Well, the cast are superb,  John Tiffany’s directing clever and polished, the set designs interesting, and it was an Olivier award winner 30 years ago.  Yet watching Road at The Royal Court yesterday left me strangely empty and certainly depressed.  I think it was a combination of the fact that it isn’t an especially good play, but a series of clever vignettes about life on a namless dead-end Northern Road, with no hope at the end of it, everyone’s road, along with wondering why the self-proclaimed writer’s theatre have chosen to revive it.  When, if ground is really to be broken on Northern divides, inequality, food trolleys or the state of the Nation, we need bold new work on anything from Brexit, to Terrorism or Grenfell Tower.


Bits of Road are really excellent, both in acting and staging, notably June Watson as  Molly trying to keep up morale in the face of death, and everything else, or Michelle Fairley as the blousey broad trying to woe an astoundingly pissed squaddie.  One she poignantly realises is just a boy, used and abandoned by his country. Throughout the emptiness of British culture, or the eternal power of cheap tunes, is highlighted by a great use of sound, giving us anything from Country and Western to snippets of the darts favourite with the crap prizes, Bullseye.  Something that goes on far too long. The excellent narrator’s dance with a shopping trolley to the sound of the dying bird in Swan Lake strikes a very powerful metaphor about the divides at every level today, and the longing of all too, to be somehow ennobled or transported.

But considering Road was written at the height of Thatcher’s Britain, yet fails to find any narrative direction that really makes it a play, or actually to have an especially powerful political voice either, I was left feeling not only that this was the end of the road, but it was no wonder everyone sold out back then.  Indeed, I started wishing that the ingeneous set design of a reappearing Perspex box to highlight the isolation, but which actually muffles the actors and cuts you off from some really tremendous performances, would morph into the Game show The Cube, not only for the entertainment value, but the potential prizes too.

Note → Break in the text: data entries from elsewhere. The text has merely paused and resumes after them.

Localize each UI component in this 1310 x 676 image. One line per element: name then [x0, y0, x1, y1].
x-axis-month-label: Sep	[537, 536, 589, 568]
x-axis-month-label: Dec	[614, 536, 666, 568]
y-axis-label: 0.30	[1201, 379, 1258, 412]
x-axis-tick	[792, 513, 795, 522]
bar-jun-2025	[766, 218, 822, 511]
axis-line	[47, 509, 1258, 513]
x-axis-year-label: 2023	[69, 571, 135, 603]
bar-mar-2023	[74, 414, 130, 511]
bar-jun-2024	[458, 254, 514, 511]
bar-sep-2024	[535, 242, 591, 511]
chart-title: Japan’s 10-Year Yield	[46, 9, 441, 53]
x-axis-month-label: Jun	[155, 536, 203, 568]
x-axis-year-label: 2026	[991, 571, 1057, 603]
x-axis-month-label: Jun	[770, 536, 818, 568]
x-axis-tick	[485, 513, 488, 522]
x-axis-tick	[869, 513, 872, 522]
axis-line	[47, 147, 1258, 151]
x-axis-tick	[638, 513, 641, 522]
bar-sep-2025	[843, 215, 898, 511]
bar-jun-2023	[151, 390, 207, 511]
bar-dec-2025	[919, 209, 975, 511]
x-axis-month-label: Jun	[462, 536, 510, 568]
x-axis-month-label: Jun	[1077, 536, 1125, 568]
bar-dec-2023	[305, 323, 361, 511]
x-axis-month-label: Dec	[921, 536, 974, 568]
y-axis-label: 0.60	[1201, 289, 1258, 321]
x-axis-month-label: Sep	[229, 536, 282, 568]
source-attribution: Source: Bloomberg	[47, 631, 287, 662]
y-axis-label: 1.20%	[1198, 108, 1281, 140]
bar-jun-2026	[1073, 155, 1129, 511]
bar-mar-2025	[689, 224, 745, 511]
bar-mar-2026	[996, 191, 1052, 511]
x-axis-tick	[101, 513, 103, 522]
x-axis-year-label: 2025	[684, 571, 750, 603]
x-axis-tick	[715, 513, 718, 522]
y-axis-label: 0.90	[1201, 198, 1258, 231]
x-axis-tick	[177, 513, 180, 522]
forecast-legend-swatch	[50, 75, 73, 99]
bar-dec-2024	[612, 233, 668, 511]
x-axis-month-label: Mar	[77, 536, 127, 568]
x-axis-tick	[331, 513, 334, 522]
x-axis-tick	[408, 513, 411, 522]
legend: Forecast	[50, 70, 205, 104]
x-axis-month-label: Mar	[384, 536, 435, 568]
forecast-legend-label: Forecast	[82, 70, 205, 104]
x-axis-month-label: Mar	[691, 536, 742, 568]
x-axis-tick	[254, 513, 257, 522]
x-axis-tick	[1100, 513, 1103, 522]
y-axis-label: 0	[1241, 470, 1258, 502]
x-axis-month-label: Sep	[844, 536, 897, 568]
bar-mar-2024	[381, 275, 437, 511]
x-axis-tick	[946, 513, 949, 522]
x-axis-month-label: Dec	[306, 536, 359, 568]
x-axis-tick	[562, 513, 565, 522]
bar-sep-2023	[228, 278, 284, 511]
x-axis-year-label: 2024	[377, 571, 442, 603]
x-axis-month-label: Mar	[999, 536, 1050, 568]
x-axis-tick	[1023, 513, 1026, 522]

But when you give no one any real hope, at least in the struggle, there can be no plot trajectory, no jeopardy and no real resolution.  Perhaps that is half the point, which is why Mike Noble’s excellent frustrated skinhead turns to Buddhism, and, whether it’s in the original play or not, the director ends the show with the cast suddenly breaking into orchestrated Tai Chi. Their only escape, into some healing dance of life along the way.

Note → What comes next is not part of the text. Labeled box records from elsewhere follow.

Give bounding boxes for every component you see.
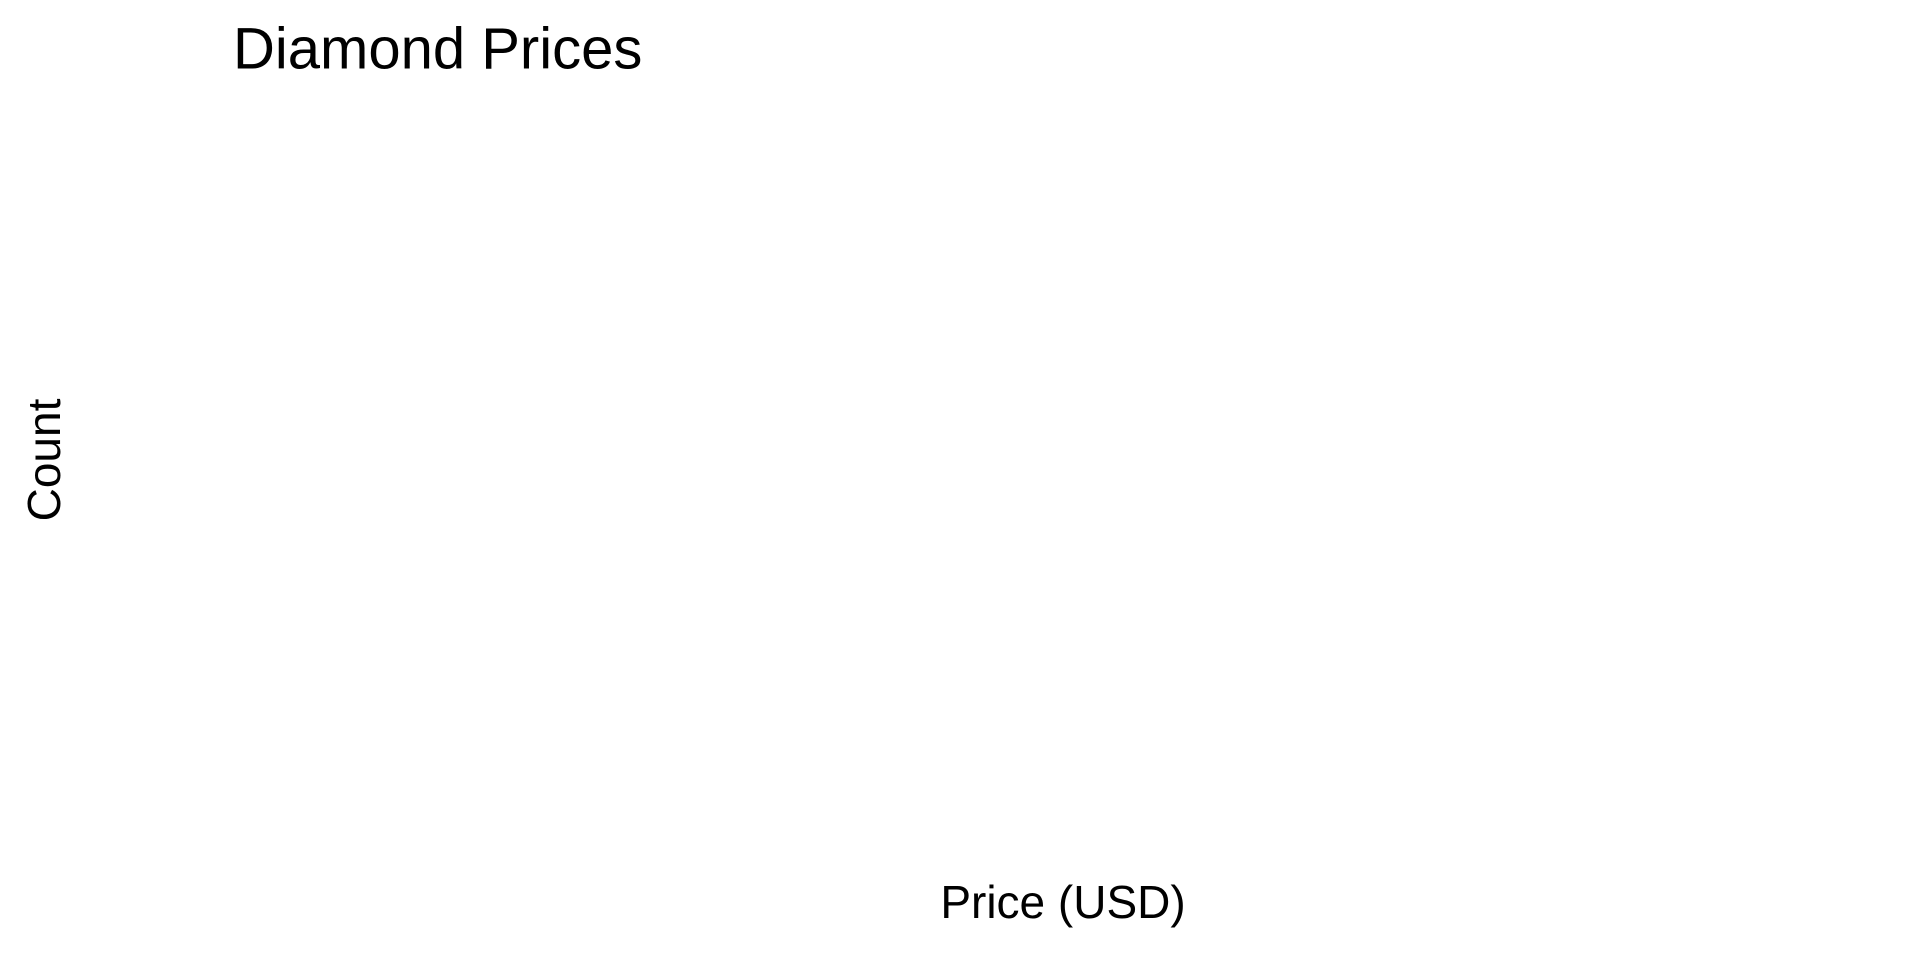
x-axis-title: Price (USD)	[940, 876, 1185, 928]
y-axis-title: Count	[18, 398, 70, 521]
chart-title: Diamond Prices	[233, 16, 642, 81]
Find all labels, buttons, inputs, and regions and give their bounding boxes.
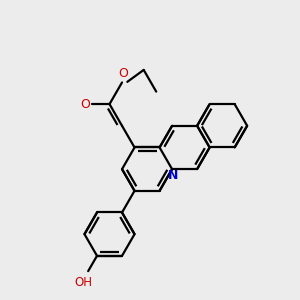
Text: N: N <box>168 169 179 182</box>
Text: O: O <box>118 67 128 80</box>
Text: OH: OH <box>75 276 93 289</box>
Text: O: O <box>80 98 90 111</box>
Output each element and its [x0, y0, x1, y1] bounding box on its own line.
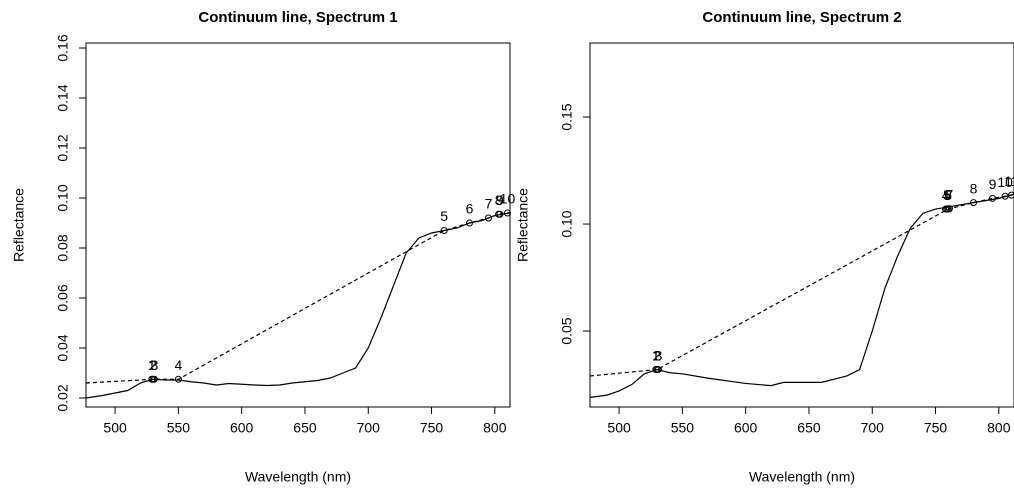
- y-tick-label: 0.02: [55, 384, 71, 411]
- x-axis-label: Wavelength (nm): [749, 469, 855, 485]
- chart-title: Continuum line, Spectrum 2: [702, 9, 901, 26]
- point-label: 10: [997, 174, 1013, 190]
- point-label: 4: [174, 357, 182, 373]
- point-label: 7: [485, 196, 493, 212]
- x-tick-label: 750: [924, 420, 948, 436]
- hull-point: [465, 219, 473, 227]
- x-tick-label: 750: [420, 420, 444, 436]
- hull-point: [440, 227, 448, 234]
- plot-frame: [85, 42, 511, 408]
- x-tick-label: 700: [357, 420, 381, 436]
- point-label: 8: [495, 192, 503, 208]
- y-tick-label: 0.05: [559, 317, 575, 344]
- point-label: 4: [942, 187, 950, 203]
- hull-point: [150, 375, 158, 383]
- point-label: 6: [944, 187, 952, 203]
- chart-title: Continuum line, Spectrum 1: [198, 9, 397, 26]
- point-label: 7: [946, 186, 954, 202]
- point-label: 10: [500, 191, 516, 207]
- point-label: 6: [466, 201, 474, 217]
- x-tick-label: 500: [103, 420, 127, 436]
- hull-point: [496, 210, 504, 218]
- x-axis-label: Wavelength (nm): [245, 469, 351, 485]
- x-tick-label: 600: [734, 420, 758, 436]
- point-label: 5: [943, 187, 951, 203]
- x-tick-label: 650: [293, 420, 317, 436]
- x-tick-label: 600: [230, 420, 254, 436]
- hull-point: [654, 366, 662, 374]
- continuum-line: [590, 193, 1014, 377]
- point-label: 3: [150, 357, 158, 373]
- hull-point: [945, 205, 953, 213]
- hull-point: [1007, 191, 1014, 199]
- point-label: 9: [989, 176, 997, 192]
- y-tick-label: 0.06: [55, 284, 71, 311]
- hull-point: [174, 375, 182, 383]
- hull-point: [988, 194, 996, 202]
- point-label: 8: [970, 180, 978, 196]
- y-tick-label: 0.10: [55, 184, 71, 211]
- x-tick-label: 550: [167, 420, 191, 436]
- point-label: 9: [496, 192, 504, 208]
- y-tick-label: 0.04: [55, 334, 71, 361]
- y-tick-label: 0.08: [55, 234, 71, 261]
- plot-frame: [589, 42, 1014, 408]
- continuum-line: [86, 211, 510, 384]
- y-tick-label: 0.14: [55, 84, 71, 111]
- y-axis-label: Reflectance: [11, 188, 27, 262]
- point-label: 2: [653, 347, 661, 363]
- y-axis-label: Reflectance: [515, 188, 531, 262]
- hull-point: [484, 214, 492, 222]
- x-tick-label: 500: [607, 420, 631, 436]
- point-label: 3: [654, 347, 662, 363]
- y-tick-label: 0.10: [559, 210, 575, 237]
- x-tick-label: 800: [483, 420, 507, 436]
- hull-point: [969, 199, 977, 207]
- y-tick-label: 0.12: [55, 134, 71, 161]
- point-label: 2: [149, 357, 157, 373]
- x-tick-label: 650: [797, 420, 821, 436]
- hull-point: [503, 209, 511, 217]
- spectrum-line: [590, 193, 1014, 398]
- point-label: 11: [1004, 173, 1014, 189]
- point-label: 5: [440, 208, 448, 224]
- x-tick-label: 550: [671, 420, 695, 436]
- x-tick-label: 700: [861, 420, 885, 436]
- x-tick-label: 800: [987, 420, 1011, 436]
- y-tick-label: 0.16: [55, 34, 71, 61]
- point-label: 1: [652, 347, 660, 363]
- y-tick-label: 0.15: [559, 103, 575, 130]
- point-label: 1: [148, 357, 156, 373]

I’m all for Tai Chi, it really helps, and the author Jim Cartwright has the voice of a poet, that often takes flight in his monologues. Yet they are only that really, and with the bristling one liners, become a kind of literary and stagified showing off.  But if Road is an investigation into some transforming power of Art, it doesn’t quite convince, or if a philosophical journey into the ultimate hopelessness of the human condition, bring back Becket.  In fact it’s trying to be too many things. The full audience liked it, and it does have its great moments, with some impressive stand-up bed acting.  But frankly, if we’re going to get metaphysical too, I’d rather a bit of Jack Kerouac, and a blast of On the Road, then get on my bike.